Dans cette épopée, sans répit depuis l’indépendance du pays, il y a une constante fondamentale: l’Homme, notamment la jeunesse. Cette jeunesse est la force principale de notre Armée. Intelligente, dévouée, patriote, elle a toujours été aux rendez-vous pour relever avec honneur les défis, dans la tradition de ses aînés. Bien motivée, elle est capable de miracles. Pendant les années difficiles des débuts de l’indépendance, le soldat appelé du contingent était maintenu jusqu’à deux ans au-delà de la durée légale d’un an, presque sans salaire et sans congés. Mais son moral était toujours intact. Dans les missions de maintien de la paix à travers le monde, il apprenait en quelques jours à communiquer avec les habitants locaux, dans leur langue, pour mieux les aider, avec modestie.

Les étapes de l’histoire militaire de notre pays se succèdent, mais chacune d’elles découle de celle qui la précède. Elles méritent d’être étudiées et approfondies en ménageant une place digne à nos Chouhadas militaires, pour l’édification de la jeunesse et le Souvenir de la Nation.

Chaque étape a ses propres données, ses circonstances, SA POLITIQUE.

C’est toujours le Politique qui conditionne le Militaire et son action.

Ainsi, Monsieur le chef du gouvernement, l’Armée était bien loin de se consacrer aux défilés. Elle était constamment occupée, avec des moyens humains et matériels toujours insuffisants, à défendre le Pays et à contribuer à sa sécurité et son développement.

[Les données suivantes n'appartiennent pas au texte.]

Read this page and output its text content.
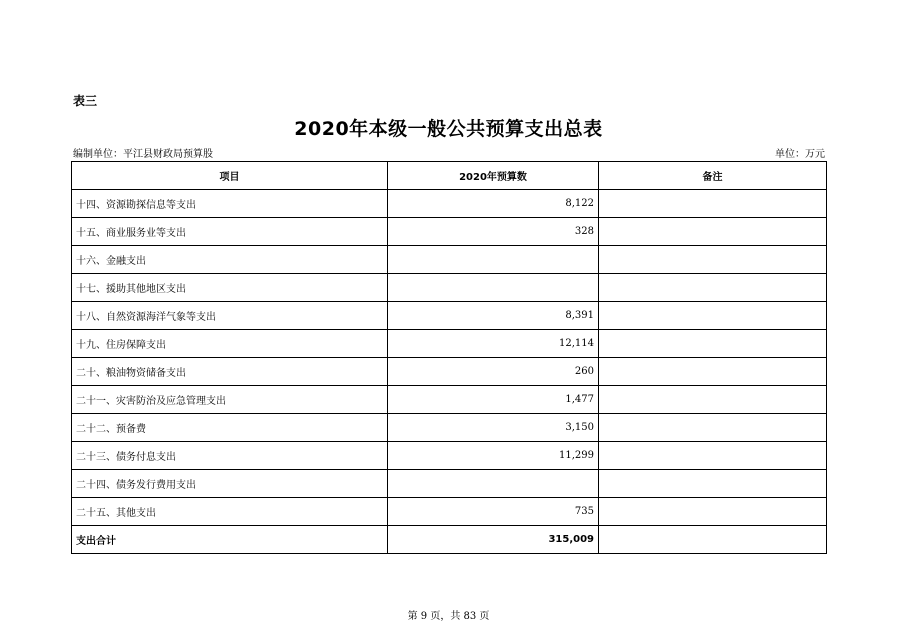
表三
2020年本级一般公共预算支出总表
编制单位：平江县财政局预算股	单位：万元
项目	2020年预算数	备注
十四、资源勘探信息等支出	8,122	
十五、商业服务业等支出	328	
十六、金融支出		
十七、援助其他地区支出		
十八、自然资源海洋气象等支出	8,391	
十九、住房保障支出	12,114	
二十、粮油物资储备支出	260	
二十一、灾害防治及应急管理支出	1,477	
二十二、预备费	3,150	
二十三、债务付息支出	11,299	
二十四、债务发行费用支出		
二十五、其他支出	735	
支出合计	315,009	
第 9 页，共 83 页
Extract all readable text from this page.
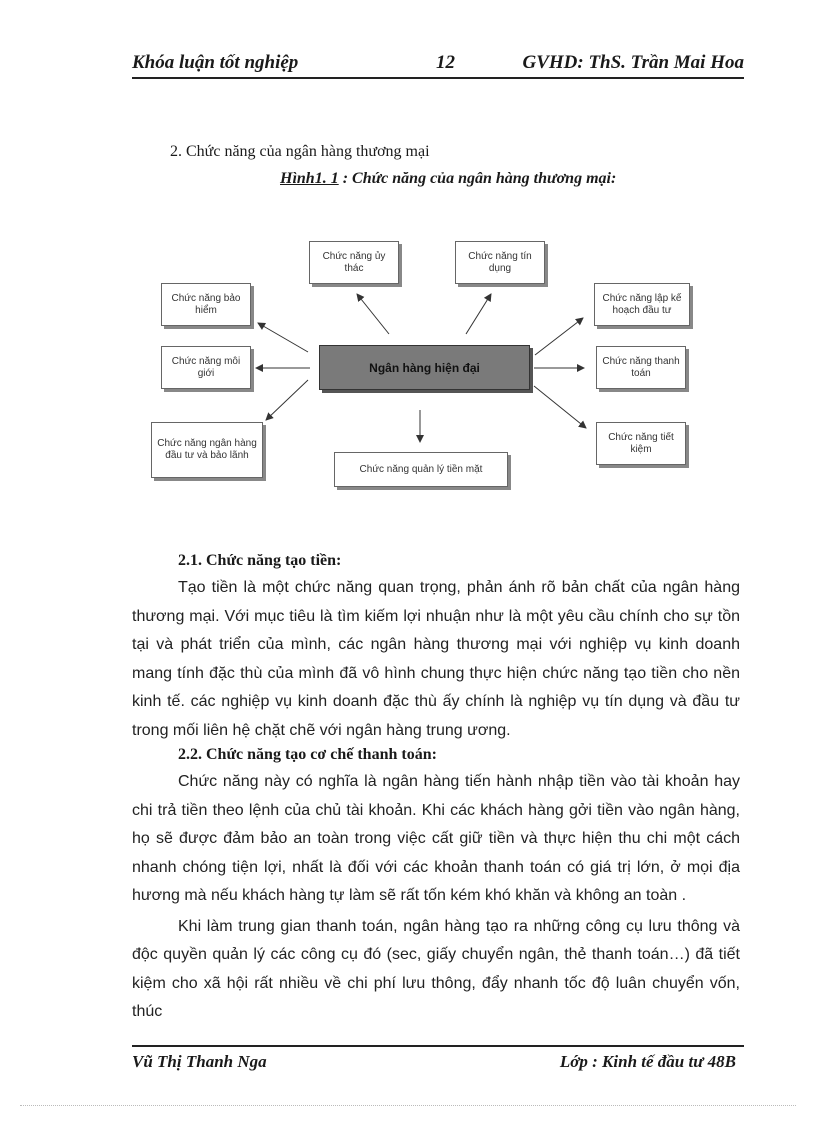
Khóa luận tốt nghiệp	12	GVHD: ThS. Trần Mai Hoa
2. Chức năng của ngân hàng thương mại
Hình1. 1 : Chức năng của ngân hàng thương mại:
Ngân hàng hiện đại
Chức năng ủy thác
Chức năng tín dụng
Chức năng bảo hiểm
Chức năng lập kế hoạch đầu tư
Chức năng môi giới
Chức năng thanh toán
Chức năng ngân hàng đầu tư và bảo lãnh
Chức năng tiết kiệm
Chức năng quản lý tiền mặt
2.1. Chức năng tạo tiền:

Tạo tiền là một chức năng quan trọng, phản ánh rõ bản chất của ngân hàng thương mại. Với mục tiêu là tìm kiếm lợi nhuận như là một yêu cầu chính cho sự tồn tại và phát triển của mình, các ngân hàng thương mại với nghiệp vụ kinh doanh mang tính đặc thù của mình đã vô hình chung thực hiện chức năng tạo tiền cho nền kinh tế. các nghiệp vụ kinh doanh đặc thù ấy chính là nghiệp vụ tín dụng và đầu tư trong mối liên hệ chặt chẽ với ngân hàng trung ương.

2.2. Chức năng tạo cơ chế thanh toán:

Chức năng này có nghĩa là ngân hàng tiến hành nhập tiền vào tài khoản hay chi trả tiền theo lệnh của chủ tài khoản. Khi các khách hàng gởi tiền vào ngân hàng, họ sẽ được đảm bảo an toàn trong việc cất giữ tiền và thực hiện thu chi một cách nhanh chóng tiện lợi, nhất là đối với các khoản thanh toán có giá trị lớn, ở mọi địa hương mà nếu khách hàng tự làm sẽ rất tốn kém khó khăn và không an toàn .

Khi làm trung gian thanh toán, ngân hàng tạo ra những công cụ lưu thông và độc quyền quản lý các công cụ đó (sec, giấy chuyển ngân, thẻ thanh toán…) đã tiết kiệm cho xã hội rất nhiều về chi phí lưu thông, đẩy nhanh tốc độ luân chuyển vốn, thúc

Vũ Thị Thanh Nga	Lớp : Kinh tế đầu tư 48B
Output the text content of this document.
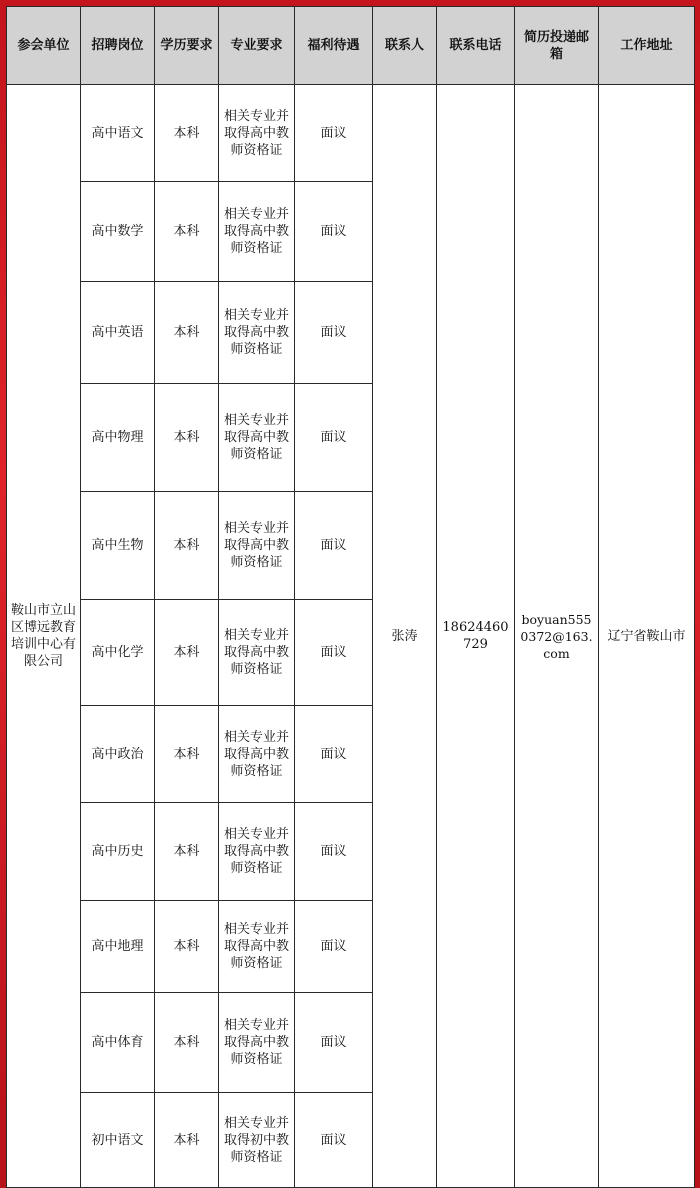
参会单位	招聘岗位	学历要求	专业要求	福利待遇	联系人	联系电话	简历投递邮箱	工作地址
鞍山市立山区博远教育培训中心有限公司	高中语文	本科	相关专业并取得高中教师资格证	面议	张涛	18624460729	boyuan5550372@163.com	辽宁省鞍山市
	高中数学	本科	相关专业并取得高中教师资格证	面议				
	高中英语	本科	相关专业并取得高中教师资格证	面议				
	高中物理	本科	相关专业并取得高中教师资格证	面议				
	高中生物	本科	相关专业并取得高中教师资格证	面议				
	高中化学	本科	相关专业并取得高中教师资格证	面议				
	高中政治	本科	相关专业并取得高中教师资格证	面议				
	高中历史	本科	相关专业并取得高中教师资格证	面议				
	高中地理	本科	相关专业并取得高中教师资格证	面议				
	高中体育	本科	相关专业并取得高中教师资格证	面议				
	初中语文	本科	相关专业并取得初中教师资格证	面议				
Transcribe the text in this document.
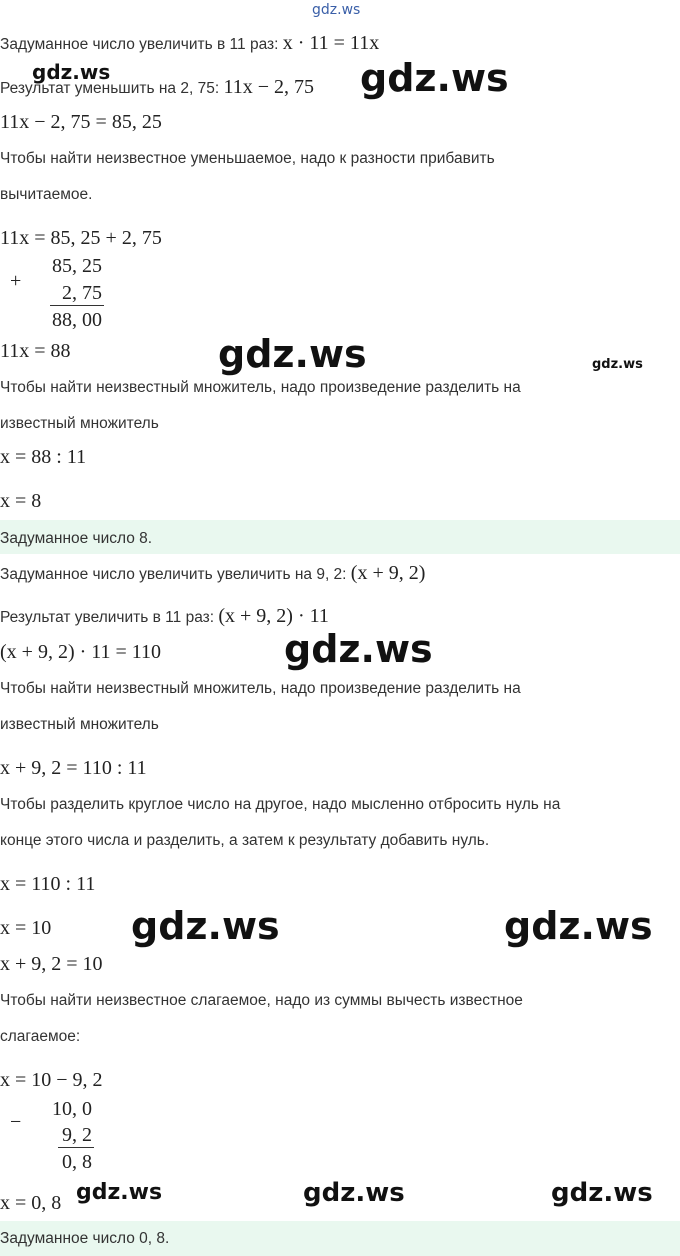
gdz.ws
Задуманное число увеличить в 11 раз: x · 11 = 11x
Результат уменьшить на 2, 75: 11x − 2, 75
11x − 2, 75 = 85, 25
Чтобы найти неизвестное уменьшаемое, надо к разности прибавить
вычитаемое.
11x = 85, 25 + 2, 75
+
85, 25
2, 75
88, 00
11x = 88
Чтобы найти неизвестный множитель, надо произведение разделить на
известный множитель
x = 88 : 11
x = 8
Задуманное число 8.
Задуманное число увеличить увеличить на 9, 2: (x + 9, 2)
Результат увеличить в 11 раз: (x + 9, 2) · 11
(x + 9, 2) · 11 = 110
Чтобы найти неизвестный множитель, надо произведение разделить на
известный множитель
x + 9, 2 = 110 : 11
Чтобы разделить круглое число на другое, надо мысленно отбросить нуль на
конце этого числа и разделить, а затем к результату добавить нуль.
x = 110 : 11
x = 10
x + 9, 2 = 10
Чтобы найти неизвестное слагаемое, надо из суммы вычесть известное
слагаемое:
x = 10 − 9, 2
−
10, 0
9, 2
0, 8
x = 0, 8
Задуманное число 0, 8.
gdz.ws	gdz.ws
gdz.ws	gdz.ws
gdz.ws
gdz.ws	gdz.ws
gdz.ws	gdz.ws	gdz.ws
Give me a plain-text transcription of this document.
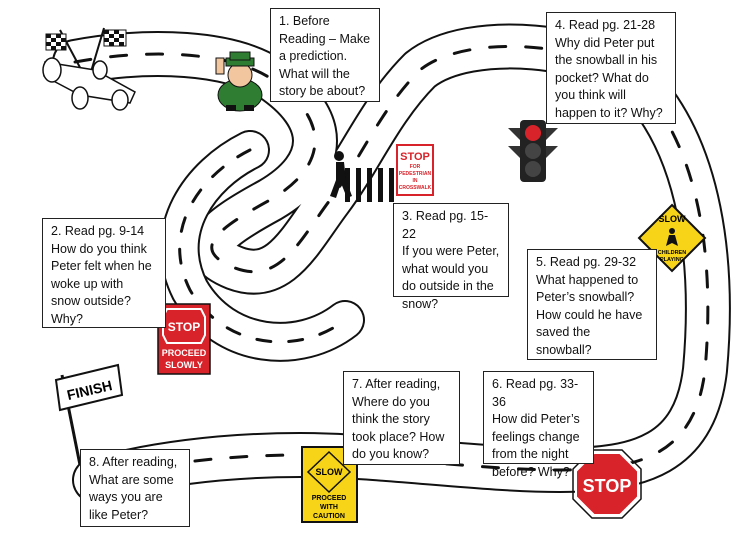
STOP
FOR
PEDESTRIAN
IN
CROSSWALK
SLOW
CHILDREN
PLAYING
STOP
PROCEED
SLOWLY
FINISH
SLOW
PROCEED
WITH
CAUTION
STOP
1. Before
Reading – Make
a prediction.
What will the
story be about?
2. Read pg. 9-14
How do you think
Peter felt when he
woke up with
snow outside?
Why?
3. Read pg. 15-22
If you were Peter,
what would you
do outside in the
snow?
4. Read pg. 21-28
Why did Peter put
the snowball in his
pocket? What do
you think will
happen to it? Why?
5. Read pg. 29-32
What happened to
Peter’s snowball?
How could he have
saved the
snowball?
6. Read pg. 33-36
How did Peter’s
feelings change
from the night
before? Why?
7. After reading,
Where do you
think the story
took place? How
do you know?
8. After reading,
What are some
ways you are
like Peter?
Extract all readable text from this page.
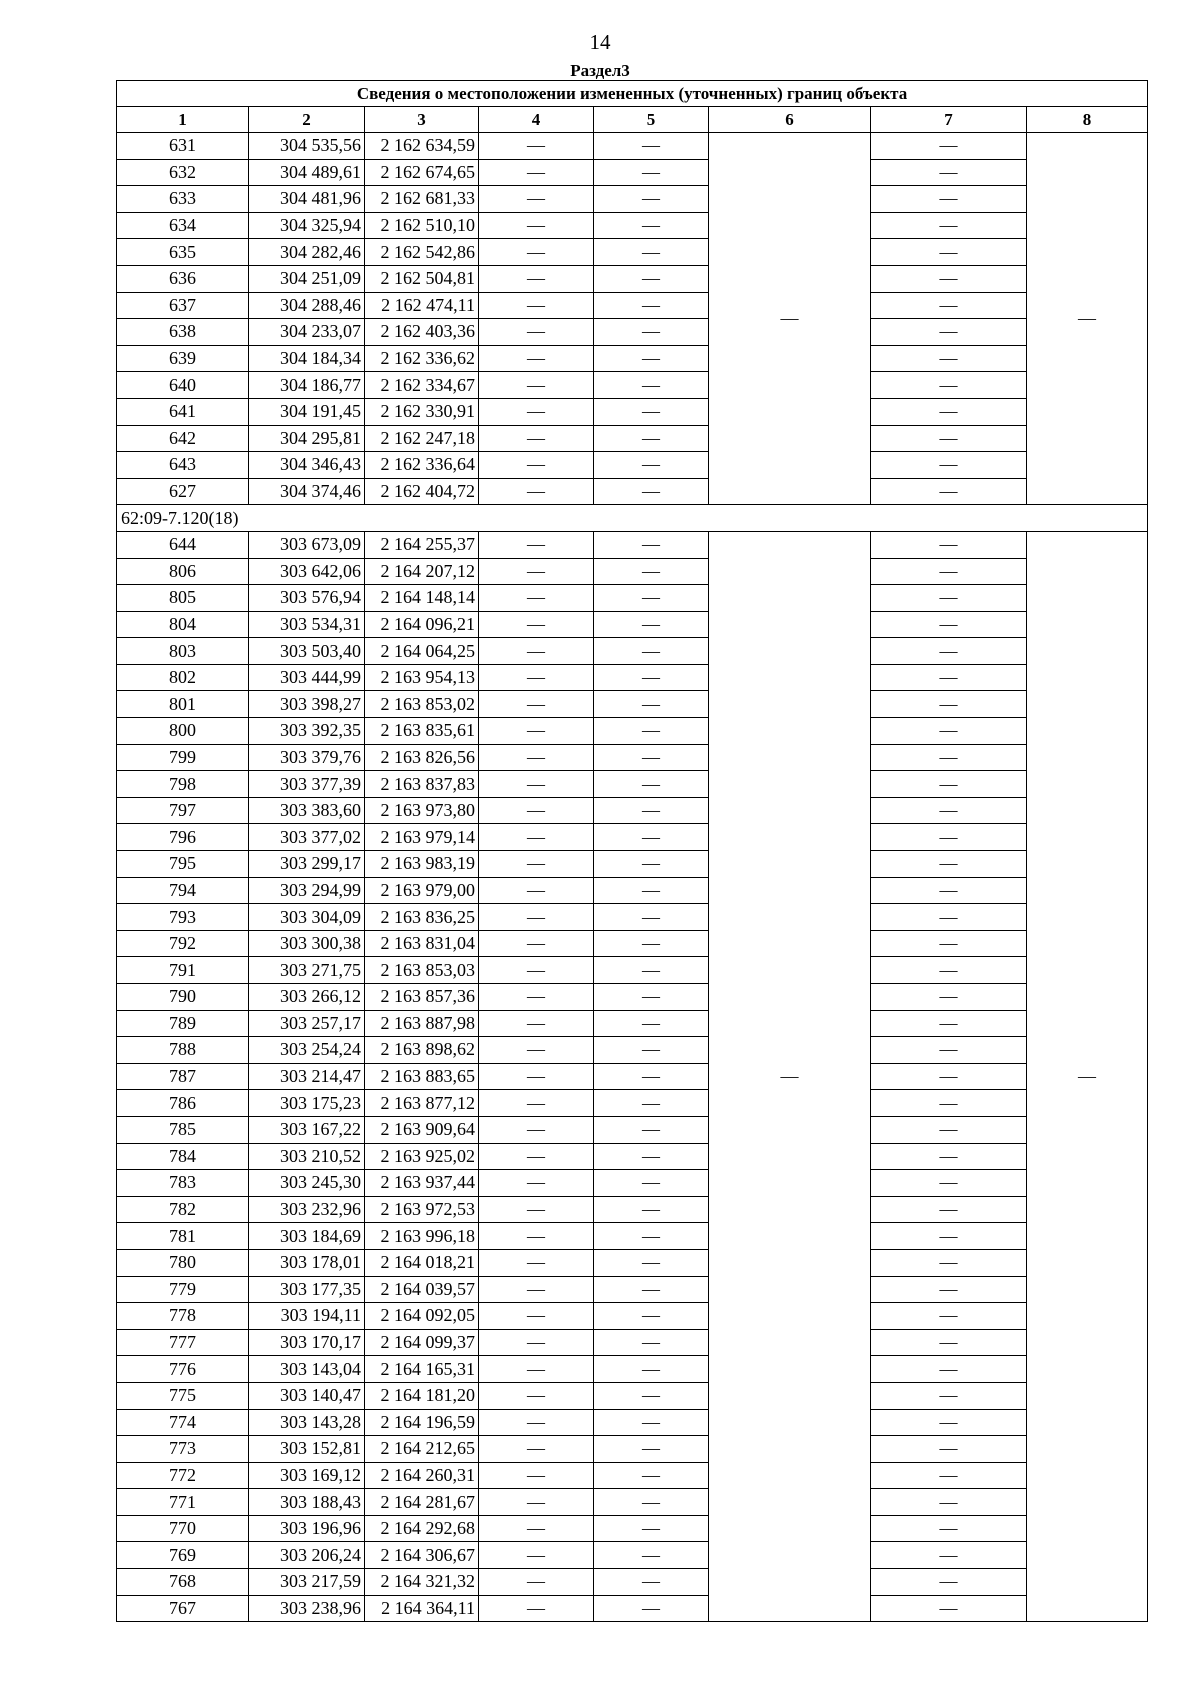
14
Раздел3
Сведения о местоположении измененных (уточненных) границ объекта							
1	2	3	4	5	6	7	8
631	304 535,56	2 162 634,59	—	—	—	—	—
632	304 489,61	2 162 674,65	—	—		—	
633	304 481,96	2 162 681,33	—	—		—	
634	304 325,94	2 162 510,10	—	—		—	
635	304 282,46	2 162 542,86	—	—		—	
636	304 251,09	2 162 504,81	—	—		—	
637	304 288,46	2 162 474,11	—	—		—	
638	304 233,07	2 162 403,36	—	—		—	
639	304 184,34	2 162 336,62	—	—		—	
640	304 186,77	2 162 334,67	—	—		—	
641	304 191,45	2 162 330,91	—	—		—	
642	304 295,81	2 162 247,18	—	—		—	
643	304 346,43	2 162 336,64	—	—		—	
627	304 374,46	2 162 404,72	—	—		—	
62:09-7.120(18)							
644	303 673,09	2 164 255,37	—	—	—	—	—
806	303 642,06	2 164 207,12	—	—		—	
805	303 576,94	2 164 148,14	—	—		—	
804	303 534,31	2 164 096,21	—	—		—	
803	303 503,40	2 164 064,25	—	—		—	
802	303 444,99	2 163 954,13	—	—		—	
801	303 398,27	2 163 853,02	—	—		—	
800	303 392,35	2 163 835,61	—	—		—	
799	303 379,76	2 163 826,56	—	—		—	
798	303 377,39	2 163 837,83	—	—		—	
797	303 383,60	2 163 973,80	—	—		—	
796	303 377,02	2 163 979,14	—	—		—	
795	303 299,17	2 163 983,19	—	—		—	
794	303 294,99	2 163 979,00	—	—		—	
793	303 304,09	2 163 836,25	—	—		—	
792	303 300,38	2 163 831,04	—	—		—	
791	303 271,75	2 163 853,03	—	—		—	
790	303 266,12	2 163 857,36	—	—		—	
789	303 257,17	2 163 887,98	—	—		—	
788	303 254,24	2 163 898,62	—	—		—	
787	303 214,47	2 163 883,65	—	—		—	
786	303 175,23	2 163 877,12	—	—		—	
785	303 167,22	2 163 909,64	—	—		—	
784	303 210,52	2 163 925,02	—	—		—	
783	303 245,30	2 163 937,44	—	—		—	
782	303 232,96	2 163 972,53	—	—		—	
781	303 184,69	2 163 996,18	—	—		—	
780	303 178,01	2 164 018,21	—	—		—	
779	303 177,35	2 164 039,57	—	—		—	
778	303 194,11	2 164 092,05	—	—		—	
777	303 170,17	2 164 099,37	—	—		—	
776	303 143,04	2 164 165,31	—	—		—	
775	303 140,47	2 164 181,20	—	—		—	
774	303 143,28	2 164 196,59	—	—		—	
773	303 152,81	2 164 212,65	—	—		—	
772	303 169,12	2 164 260,31	—	—		—	
771	303 188,43	2 164 281,67	—	—		—	
770	303 196,96	2 164 292,68	—	—		—	
769	303 206,24	2 164 306,67	—	—		—	
768	303 217,59	2 164 321,32	—	—		—	
767	303 238,96	2 164 364,11	—	—		—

CES MISSIONS ETAIENT REMPLIES AVEC HONNEUR, EFFICACITE ET REUSSITE.

En vous souhaitant plein succès dans vos hautes charges, je vous prie de croire, Monsieur le chef du gouvernement, à ma grande considération et mon profond respect.

Gloire à notre Armée Nationale – Vive la Tunisie Eternelle.

Mohamed El Hédi BEN HASSINE
 Général de Corps d’Armée (à la retraite)
 Ancien Directeur Général de la Sécurité Militaire (1988-1990)
 Ancien Chef d’Etat Major de l’Armée de Terre (1990-2001)
 Ancien Directeur Général de la Sûreté Nationale (2002-2005)
 Commandant les troupes tunisiennes à la guerre de 73 en Egypte (Sinaï).